As I noted on Tuesday, this Sunday’s Gospel lesson is a bit sticky for Episcopalians, especially those who hold Episcopal Office and like the color purple, but as I’ve reflected on this text this week, I’ve come to realize a group for which this lesson is even more difficult to hear and preach.
That’s right, ladies and gentlemen, Lutheran Bishop are the group most likely to find difficulty with the Parable of Lazarus and the Rich Man. Not only to they like that purple-ish color their Episcopal brethren and sisteren are so fond of, but the guy who got the whole thing started, Martin Luther, was the guy who coined the phrase of “sola scriptura, sola fide, sola gratia,” Only Scripture, Only Faith, and Only Grace. With a clear nod to Paul’s letter to the Ephesians (2.8) which reads, “we are saved by grace, through faith.”
If you read the lesson carefully, it sort of sounds like Father Abraham is espousing some sort of works righteousness. As in, Lazarus suffered and that suffering earned him passage to the bosom of Abraham, but Dives ignored the poor, which earned him a ticket straight to Hades. The observant listener will quickly pull out their checkbook and ask, “how much do I need to give to get to heaven?”
The challenge grows when coupled with the tail end of the lesson from First Timothy, which reads, “As for those who in the present age are rich, command them not to be haughty, or to set their hopes on the uncertainty of riches, but rather on God who richly provides us with everything for our enjoyment. They are to do good, to be rich in good works, generous, and ready to share, thus storing up for themselves the treasure of a good foundation for the future, so that they may take hold of the life that really is life.”

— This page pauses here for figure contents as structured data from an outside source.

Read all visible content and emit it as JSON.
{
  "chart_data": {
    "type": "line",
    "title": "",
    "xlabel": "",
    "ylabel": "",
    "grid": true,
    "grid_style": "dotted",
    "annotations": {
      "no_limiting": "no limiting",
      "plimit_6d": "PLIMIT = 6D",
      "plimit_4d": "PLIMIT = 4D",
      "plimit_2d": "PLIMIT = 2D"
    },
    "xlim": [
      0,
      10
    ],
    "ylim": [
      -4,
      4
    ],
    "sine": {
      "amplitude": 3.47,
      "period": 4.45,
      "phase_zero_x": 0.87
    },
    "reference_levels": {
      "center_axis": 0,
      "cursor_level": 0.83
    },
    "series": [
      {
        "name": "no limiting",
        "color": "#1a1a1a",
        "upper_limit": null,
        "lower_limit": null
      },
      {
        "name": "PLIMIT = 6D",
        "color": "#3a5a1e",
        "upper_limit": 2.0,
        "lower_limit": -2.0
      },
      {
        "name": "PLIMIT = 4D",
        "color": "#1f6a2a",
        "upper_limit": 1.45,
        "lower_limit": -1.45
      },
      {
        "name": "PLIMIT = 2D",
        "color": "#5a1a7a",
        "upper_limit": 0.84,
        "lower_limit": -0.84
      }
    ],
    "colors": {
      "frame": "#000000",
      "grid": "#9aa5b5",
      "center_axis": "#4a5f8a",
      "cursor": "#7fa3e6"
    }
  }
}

The savvy preacher will figure out how to allow their parishioners the time to write their checks before reminding them that Luther was, in fact, right; that we are saved by the grace of God and faith in Jesus Christ; that nothing we can do (i.e. no matter how big the check), we cannot earn our way into heaven. Still, it is a tricky lectionary this week, full of chances to slip down the slope of good old fashioned Medieval Popery. Good luck preachers. I’ll be praying for you.